Ramazân ayında, içinde Kadir Gecesi bulunmayan, “Bin aydan daha hayırlı bir gece” (Kadir s. 3) olan Kadir gecesi bulunmaktadır. Allâh Resûlü (s.a.v.) bu mübârek gecenin Ramazân ayının son on günün tek gecelerinde aranması gerektiğini bildirmişlerdir. O geceyi ihyâ eden bin ay, yani seksen üç sene dört ay ibâdet etmiş gibi oluyor. Cenâb-ı Hâkk o geceyi ihyâ edenin kusurlarını bağışlayacağını ve onu affedeceğini beyân ediyor.
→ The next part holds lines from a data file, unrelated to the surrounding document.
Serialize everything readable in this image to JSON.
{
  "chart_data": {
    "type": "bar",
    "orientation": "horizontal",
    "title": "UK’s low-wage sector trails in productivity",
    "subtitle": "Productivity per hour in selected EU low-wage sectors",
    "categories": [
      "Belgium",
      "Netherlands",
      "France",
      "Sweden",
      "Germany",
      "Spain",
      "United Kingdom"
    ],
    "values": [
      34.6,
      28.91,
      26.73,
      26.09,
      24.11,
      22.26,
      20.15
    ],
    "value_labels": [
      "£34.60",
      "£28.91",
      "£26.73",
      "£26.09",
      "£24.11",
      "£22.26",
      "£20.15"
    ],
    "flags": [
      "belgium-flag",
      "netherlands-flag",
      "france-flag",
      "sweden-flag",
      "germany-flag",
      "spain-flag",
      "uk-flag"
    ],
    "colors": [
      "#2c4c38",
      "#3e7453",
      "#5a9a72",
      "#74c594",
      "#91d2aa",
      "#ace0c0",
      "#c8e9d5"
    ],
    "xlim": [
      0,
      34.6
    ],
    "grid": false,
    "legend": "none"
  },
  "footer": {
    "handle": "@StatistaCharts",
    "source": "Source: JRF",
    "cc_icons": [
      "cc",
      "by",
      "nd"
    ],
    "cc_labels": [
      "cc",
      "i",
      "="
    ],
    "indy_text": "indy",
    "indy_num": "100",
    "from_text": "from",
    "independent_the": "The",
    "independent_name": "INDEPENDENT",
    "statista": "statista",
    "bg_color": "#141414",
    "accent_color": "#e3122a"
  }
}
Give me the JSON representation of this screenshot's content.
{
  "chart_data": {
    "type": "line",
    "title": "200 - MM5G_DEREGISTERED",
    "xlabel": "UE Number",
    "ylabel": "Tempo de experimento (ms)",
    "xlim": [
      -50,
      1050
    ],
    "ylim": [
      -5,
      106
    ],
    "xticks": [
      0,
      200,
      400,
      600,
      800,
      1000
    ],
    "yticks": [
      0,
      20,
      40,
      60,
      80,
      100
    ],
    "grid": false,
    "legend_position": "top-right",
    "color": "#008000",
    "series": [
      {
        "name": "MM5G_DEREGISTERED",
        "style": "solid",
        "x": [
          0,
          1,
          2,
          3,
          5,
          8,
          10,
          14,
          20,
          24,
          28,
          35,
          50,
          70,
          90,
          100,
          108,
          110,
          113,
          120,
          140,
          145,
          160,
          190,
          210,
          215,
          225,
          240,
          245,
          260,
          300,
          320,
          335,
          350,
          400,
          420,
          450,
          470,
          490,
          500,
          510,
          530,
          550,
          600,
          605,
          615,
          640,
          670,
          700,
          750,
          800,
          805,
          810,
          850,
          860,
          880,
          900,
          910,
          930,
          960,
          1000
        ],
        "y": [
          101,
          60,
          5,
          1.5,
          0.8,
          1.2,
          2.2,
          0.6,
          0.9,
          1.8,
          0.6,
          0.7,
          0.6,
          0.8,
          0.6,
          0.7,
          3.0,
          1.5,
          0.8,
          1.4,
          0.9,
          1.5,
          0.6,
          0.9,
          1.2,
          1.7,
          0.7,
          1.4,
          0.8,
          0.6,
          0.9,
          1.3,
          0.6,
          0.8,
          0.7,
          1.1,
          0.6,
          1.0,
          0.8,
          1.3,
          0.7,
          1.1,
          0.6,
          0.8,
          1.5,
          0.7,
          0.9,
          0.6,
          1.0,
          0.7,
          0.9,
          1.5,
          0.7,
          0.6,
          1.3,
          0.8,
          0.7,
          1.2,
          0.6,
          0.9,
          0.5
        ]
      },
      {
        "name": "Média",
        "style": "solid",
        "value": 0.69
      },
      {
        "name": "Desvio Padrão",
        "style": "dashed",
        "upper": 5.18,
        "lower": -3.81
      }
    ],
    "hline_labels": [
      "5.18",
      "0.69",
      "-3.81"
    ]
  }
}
Kulun Allâh (c.c.)’a en yakın olduğu zamanı secde hâlidir. Hâkk Teâlâ Hazretleri böyle mübârek gecelerde, secde halinde gözyaşı ile kendisine yapılan duâları reddetmeyecektir. Bu yüzden böyle mübârek gecelerde gözyaşı ile secdede Cenâb-ı Hâkk’a duâ etmeye gayret edilmelidir. Resûlullâh (s.a.v.): “Allâh (c.c.) indinde bütün duâlar makbûldür, yalnız aceleci olmamak şartıyla” buyurmuşlardır. Vaktini saatini Allâh (c.c.) bilir. Her türlü hayırlı istek ve dilekler için Allâh (c.c.)’a duâ edilmelidir. Kul böyle mübârek gecelerde başta kendi affı, mağfireti, cehennem ateşinden âzâdı olmak üzere; anasına babasına, mürşîdine ve silsile hâlinde tüm büyüklerine duâ etmelidir. Müslümanların birbirlerine de duâ etmeleri gerekmektedir. Hz. Ömer (r.a.) Mekke’nin fethinden sonra Resûlullâh (s.a.v.)’e gelmiş ve “Yâ Resûlallâh (s.a.v.), izin verirseniz umreye gitmek istiyorum.” diyerek izin istemiştir. Nebiyy-i Ekrem (s.a.v.): “Selâmetle git kardeşim Ömer, bize de duâ et” diyerek izin vermiştir. Resûlullâh (s.a.v.)’in Allâh (c.c.)’dan başka kimseye ve kimsenin duâsına ihtiyacı olmadığı hâlde böyle söylemiştir. Nebiyy-i Ekrem (s.a.v.) burada bizlere birbirimize duâ etmemiz gerektiğini öğretmektedir. Duâ müminin silahıdır. Allâh (c.c.) âyet-i kerimede: “Eğer duânız olmasa Allâh size niye değer versin..” (Furkan s. 77) buyuruyor.